Insurance ratings agency Standard & Poor's (S&P) has provoked a storm of protest by claiming thousands of motor policyholders belonging to three insurers could be at risk of having their cover cancelled.
S&P said it considered motor insurers Ansvar, Trafalgar and Folgate to have weak or marginal strength characteristics and has awarded them some of the lowest financial ratings in the insurance industry.
David Laxton, S&P director, warned that Ansvar now had the same financial rating, B (weak), as Drake prior to its collapse last May, which left 200,000 policyholders without cover.
Trafalgar and Folgate fare slightly better with a BB (marginal) rating, although this implies a “vulnerable level of security for policyholders”. In contrast, Direct Line has an A rating and Allianz is rated AAA.
S&P bases its ratings on the companies' published accounts and DTI regulatory data for 1999. However, it revealed it did not discuss its proposed findings with the insurers concerned.
Laxton went on to warn motorists generally to check their insurer's financial strength rating, as increasing competition in the insurance market is holding back much- needed premium rises.
“Our advice is to aim for a BBB (good) rating or above.

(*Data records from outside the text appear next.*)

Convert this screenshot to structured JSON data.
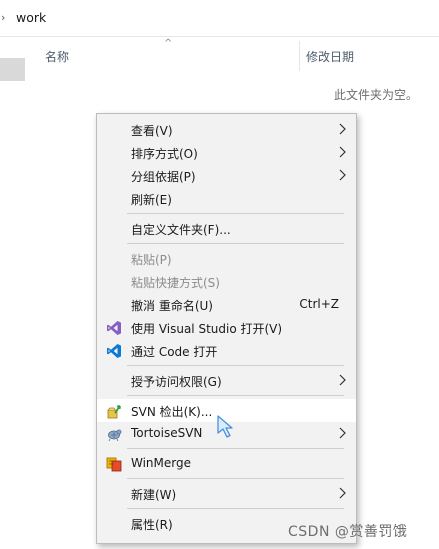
{
  "breadcrumb": {
    "arrow": "›",
    "folder": "work"
  },
  "header": {
    "sort_caret": "^",
    "name_col": "名称",
    "date_col": "修改日期"
  },
  "empty_message": "此文件夹为空。",
  "menu": {
    "view": "查看(V)",
    "sort_by": "排序方式(O)",
    "group_by": "分组依据(P)",
    "refresh": "刷新(E)",
    "customize": "自定义文件夹(F)...",
    "paste": "粘贴(P)",
    "paste_shortcut": "粘贴快捷方式(S)",
    "undo_rename": "撤消 重命名(U)",
    "undo_shortcut": "Ctrl+Z",
    "open_vs": "使用 Visual Studio 打开(V)",
    "open_code": "通过 Code 打开",
    "give_access": "授予访问权限(G)",
    "svn_checkout": "SVN 检出(K)...",
    "tortoise": "TortoiseSVN",
    "winmerge": "WinMerge",
    "new": "新建(W)",
    "properties": "属性(R)"
  },
  "watermark": "CSDN @赏善罚饿",
  "icons": {
    "vs": "visual-studio-icon",
    "code": "vscode-icon",
    "svn": "svn-checkout-icon",
    "tortoise": "tortoisesvn-icon",
    "winmerge": "winmerge-icon"
  },
  "colors": {
    "menu_bg": "#f2f2f2",
    "hover_bg": "#ffffff",
    "vs_purple": "#865fc5",
    "vscode_blue": "#0a7ad4"
  }
}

Drake's rating is not a one-off.”
However, Laxton did not believe that the Drake scandal was likely to be repeated.
The insurers named by S&P have reacted angrily.
Graham Doswell, chairman of Ansvar, described S&P's claims that it had a history of poor earnings, weak insolvency and marginal reserves as “outrageous”.
He said: “This analysis is based on out-of-date information and was written without consulting the management of Ansvar.”
Doswell said that since Ansvar was acquired by Ecclesiastical in 1998, the parent group had strengthened Ansvar's reserves and steered the company towards profit.
He pointed out that S&P seemed to have overlooked the fact that Ansvar had only 4,800 motor policyholders and mainly dealt in household insurance.
Folgate also contested S&P's claims that it suffered from falling premiums and a weak business position, although mitigated by strong liquidity and solvency.
The insurer's gross written premiums have halved since 1997 to £58.3m in 1999, reports S&P.
Darryl Clark, deputy managing director of Folgate Insurance, said: “Folgate's solvency ratio remains one of the highest in the insurance industry and it is absurd to draw parallels with Drake Insurance. Similarly, Drake's motor loss ratios made for poor reading, whereas Folgate's are the best in the market.”
Mark Bishop, spokesman for Trafalgar Insurance, said: “To bracket Trafalgar with Drake is quite misleading.”
He said S&P had failed to mention that Trafalgar was a wholly-owned subsidiary of Cornhill, which is part of the triple A-rated Allianz group.
Bishop rejected S&P's analysis that Trafalgar had “very weak earnings, marginal solvency and liquidity only partially offset by adequate reserving” despite the insurer reporting a loss for the past three years of its published accounts.
He said: “As a sign of Cornhill's commitment to Trafalgar we injected £10m into the company last year.”